Adding custom events to DragDrop makes it a more robust object that can be used to manage complex drag-and-drop functionality in a web application.
Functions in JavaScript are quite powerful, because they are first-class objects. Using closures and function context switching, you can use functions in a number of powerful ways. For example:
- It’s possible to create scope-safe constructors, ensuring that a constructor called without the new operator will not change the wrong context object.
- You can use lazy loading functions by delaying any code forking until the first time that the function is called.
- Function binding allows you to create functions that are always run in a specific context, and function currying allows you to create functions that have some of their arguments already filled in.
- Combining binding and currying gives you a way to execute any function, in any context, and with any arguments.
ECMAScript 5 allows you to create tamper-proof objects in a number of different ways:
- Nonextensible objects don’t allow new properties or methods to be added to the object.
- Sealed objects are nonextensible and also don’t allow existing properties and methods to be deleted.
- Frozen objects are sealed and also don’t allow the overwriting of object members.
Timers can be created in JavaScript using setTimeout() or setInterval()as follows:
- Timer code is placed into a holding area until the interval has been reached, at which point the code is added to the JavaScript process queue to be executed the next time the JavaScript process is idle.
- Every time a piece of code executes completely, there is a brief amount of idle time to allow other browser processes to complete.
- This behavior means that timers can be used to split up long-running scripts into smaller chunks that can be executed at a later time. Doing so helps the web application to be more responsive to user interaction.
The observer pattern is used quite often in JavaScript in the form of events. Although events are used frequently with the DOM, they can also be used in your own code by implementing custom events. Using custom events helps to decouple different parts of code from one another, allowing easier maintenance and reducing the chances of introducing an error by changing what seems to be isolated code.
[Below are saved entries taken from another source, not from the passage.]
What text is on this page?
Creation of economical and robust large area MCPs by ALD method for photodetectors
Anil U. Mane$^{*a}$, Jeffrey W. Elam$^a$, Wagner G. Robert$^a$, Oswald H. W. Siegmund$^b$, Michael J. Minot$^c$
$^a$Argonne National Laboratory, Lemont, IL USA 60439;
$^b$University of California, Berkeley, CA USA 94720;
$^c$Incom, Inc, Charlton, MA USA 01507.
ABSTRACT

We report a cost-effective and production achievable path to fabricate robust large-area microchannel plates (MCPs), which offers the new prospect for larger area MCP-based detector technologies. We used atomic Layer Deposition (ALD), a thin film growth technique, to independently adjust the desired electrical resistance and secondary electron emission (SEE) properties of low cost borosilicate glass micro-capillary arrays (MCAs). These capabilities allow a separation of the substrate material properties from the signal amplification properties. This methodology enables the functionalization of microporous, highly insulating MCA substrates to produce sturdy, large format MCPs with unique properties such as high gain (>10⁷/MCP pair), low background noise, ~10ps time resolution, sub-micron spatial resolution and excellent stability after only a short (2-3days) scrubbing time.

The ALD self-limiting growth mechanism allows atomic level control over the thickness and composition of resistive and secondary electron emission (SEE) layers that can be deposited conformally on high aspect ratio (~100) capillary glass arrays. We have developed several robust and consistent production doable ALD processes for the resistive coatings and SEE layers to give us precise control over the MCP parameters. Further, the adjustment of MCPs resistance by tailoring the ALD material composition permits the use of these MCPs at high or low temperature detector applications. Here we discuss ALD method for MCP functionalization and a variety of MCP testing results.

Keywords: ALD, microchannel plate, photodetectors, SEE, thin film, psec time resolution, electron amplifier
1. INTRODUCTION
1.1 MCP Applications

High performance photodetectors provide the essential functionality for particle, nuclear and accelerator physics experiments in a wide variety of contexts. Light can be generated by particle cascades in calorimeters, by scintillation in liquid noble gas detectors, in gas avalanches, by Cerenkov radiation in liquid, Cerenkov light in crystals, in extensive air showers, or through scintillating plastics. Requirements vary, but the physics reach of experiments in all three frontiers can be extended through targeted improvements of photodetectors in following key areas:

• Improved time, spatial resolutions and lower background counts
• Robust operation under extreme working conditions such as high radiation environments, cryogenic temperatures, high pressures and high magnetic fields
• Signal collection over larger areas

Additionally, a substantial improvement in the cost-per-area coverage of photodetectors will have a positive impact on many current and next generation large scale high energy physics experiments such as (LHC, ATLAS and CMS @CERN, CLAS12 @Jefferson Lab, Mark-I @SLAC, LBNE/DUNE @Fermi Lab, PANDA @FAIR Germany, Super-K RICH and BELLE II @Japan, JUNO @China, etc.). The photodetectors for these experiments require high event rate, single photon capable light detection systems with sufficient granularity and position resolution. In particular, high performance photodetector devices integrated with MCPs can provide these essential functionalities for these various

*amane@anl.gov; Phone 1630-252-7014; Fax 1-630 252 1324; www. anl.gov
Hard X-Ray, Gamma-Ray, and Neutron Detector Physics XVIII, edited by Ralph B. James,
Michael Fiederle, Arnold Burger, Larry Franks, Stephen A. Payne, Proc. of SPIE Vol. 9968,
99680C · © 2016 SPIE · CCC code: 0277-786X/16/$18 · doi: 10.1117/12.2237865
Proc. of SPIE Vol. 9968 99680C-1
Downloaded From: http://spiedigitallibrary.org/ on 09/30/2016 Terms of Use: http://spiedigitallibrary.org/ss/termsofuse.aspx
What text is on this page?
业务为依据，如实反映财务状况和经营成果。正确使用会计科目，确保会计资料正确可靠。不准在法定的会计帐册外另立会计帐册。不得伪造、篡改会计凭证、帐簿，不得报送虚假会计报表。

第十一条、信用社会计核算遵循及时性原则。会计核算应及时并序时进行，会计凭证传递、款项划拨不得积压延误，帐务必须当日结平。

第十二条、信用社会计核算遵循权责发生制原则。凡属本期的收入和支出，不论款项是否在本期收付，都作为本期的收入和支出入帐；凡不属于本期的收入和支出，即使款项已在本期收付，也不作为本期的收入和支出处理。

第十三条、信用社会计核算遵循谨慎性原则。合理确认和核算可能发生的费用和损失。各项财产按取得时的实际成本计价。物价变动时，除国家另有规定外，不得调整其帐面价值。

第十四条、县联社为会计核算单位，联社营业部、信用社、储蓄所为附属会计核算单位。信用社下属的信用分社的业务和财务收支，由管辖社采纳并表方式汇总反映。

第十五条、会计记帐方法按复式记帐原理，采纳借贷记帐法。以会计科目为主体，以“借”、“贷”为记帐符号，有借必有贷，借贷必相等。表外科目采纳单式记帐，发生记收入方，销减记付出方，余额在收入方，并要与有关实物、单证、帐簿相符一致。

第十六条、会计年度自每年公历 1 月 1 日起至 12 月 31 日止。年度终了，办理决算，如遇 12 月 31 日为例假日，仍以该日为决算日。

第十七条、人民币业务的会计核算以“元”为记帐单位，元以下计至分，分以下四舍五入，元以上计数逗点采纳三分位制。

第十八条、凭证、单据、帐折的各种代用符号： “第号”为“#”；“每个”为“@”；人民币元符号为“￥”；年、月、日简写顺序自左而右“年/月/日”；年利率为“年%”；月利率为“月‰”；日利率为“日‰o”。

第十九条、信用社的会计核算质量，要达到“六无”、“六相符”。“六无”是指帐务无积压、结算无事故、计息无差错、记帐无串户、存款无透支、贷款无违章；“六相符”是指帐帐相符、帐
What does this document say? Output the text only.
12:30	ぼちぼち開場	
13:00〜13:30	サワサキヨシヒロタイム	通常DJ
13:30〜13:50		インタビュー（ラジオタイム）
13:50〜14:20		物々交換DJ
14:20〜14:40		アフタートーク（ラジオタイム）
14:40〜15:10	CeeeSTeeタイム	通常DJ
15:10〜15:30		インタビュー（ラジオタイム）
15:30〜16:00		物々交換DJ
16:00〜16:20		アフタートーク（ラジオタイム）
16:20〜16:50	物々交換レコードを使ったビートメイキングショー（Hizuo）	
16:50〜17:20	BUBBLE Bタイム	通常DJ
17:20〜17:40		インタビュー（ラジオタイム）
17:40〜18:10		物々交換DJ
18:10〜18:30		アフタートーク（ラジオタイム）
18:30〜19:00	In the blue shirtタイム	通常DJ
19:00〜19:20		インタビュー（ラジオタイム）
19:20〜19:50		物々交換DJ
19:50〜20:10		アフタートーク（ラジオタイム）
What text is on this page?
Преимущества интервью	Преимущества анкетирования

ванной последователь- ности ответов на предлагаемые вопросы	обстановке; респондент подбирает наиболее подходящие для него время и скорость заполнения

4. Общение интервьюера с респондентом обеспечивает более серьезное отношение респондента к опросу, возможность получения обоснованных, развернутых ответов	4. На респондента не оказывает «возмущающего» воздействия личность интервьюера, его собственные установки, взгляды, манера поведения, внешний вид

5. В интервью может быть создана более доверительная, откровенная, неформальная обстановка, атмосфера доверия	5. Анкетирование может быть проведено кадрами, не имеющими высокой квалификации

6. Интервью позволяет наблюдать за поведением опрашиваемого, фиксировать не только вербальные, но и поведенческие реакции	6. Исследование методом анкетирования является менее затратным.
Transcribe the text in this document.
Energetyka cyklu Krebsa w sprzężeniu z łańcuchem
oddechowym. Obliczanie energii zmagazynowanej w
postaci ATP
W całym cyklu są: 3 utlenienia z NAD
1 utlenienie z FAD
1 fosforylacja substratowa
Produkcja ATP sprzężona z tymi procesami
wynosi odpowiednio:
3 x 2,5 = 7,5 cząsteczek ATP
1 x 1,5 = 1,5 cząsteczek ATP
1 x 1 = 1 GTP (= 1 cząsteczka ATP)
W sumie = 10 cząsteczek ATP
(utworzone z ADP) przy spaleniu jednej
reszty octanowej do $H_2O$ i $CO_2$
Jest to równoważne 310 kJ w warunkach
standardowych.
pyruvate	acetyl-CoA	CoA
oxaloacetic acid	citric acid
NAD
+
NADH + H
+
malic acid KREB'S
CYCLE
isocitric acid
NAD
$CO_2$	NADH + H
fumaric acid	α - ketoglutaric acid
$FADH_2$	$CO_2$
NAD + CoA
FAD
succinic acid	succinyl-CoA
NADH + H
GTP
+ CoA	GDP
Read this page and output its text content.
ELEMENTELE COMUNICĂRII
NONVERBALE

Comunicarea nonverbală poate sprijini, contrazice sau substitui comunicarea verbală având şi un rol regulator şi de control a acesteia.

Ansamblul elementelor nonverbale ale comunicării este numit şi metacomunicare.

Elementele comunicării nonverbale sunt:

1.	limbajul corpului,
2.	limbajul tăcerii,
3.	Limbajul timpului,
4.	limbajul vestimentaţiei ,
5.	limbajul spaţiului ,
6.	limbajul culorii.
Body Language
Drag and drop is a popular user-interface paradigm for both desktop and web applications, allowing users to easily rearrange or configure things in an intuitive way. This type of functionality can be created in JavaScript using mouse events and some simple calculations. Combining drag-and-drop behavior with custom events creates a reusable framework that can be applied in many different ways.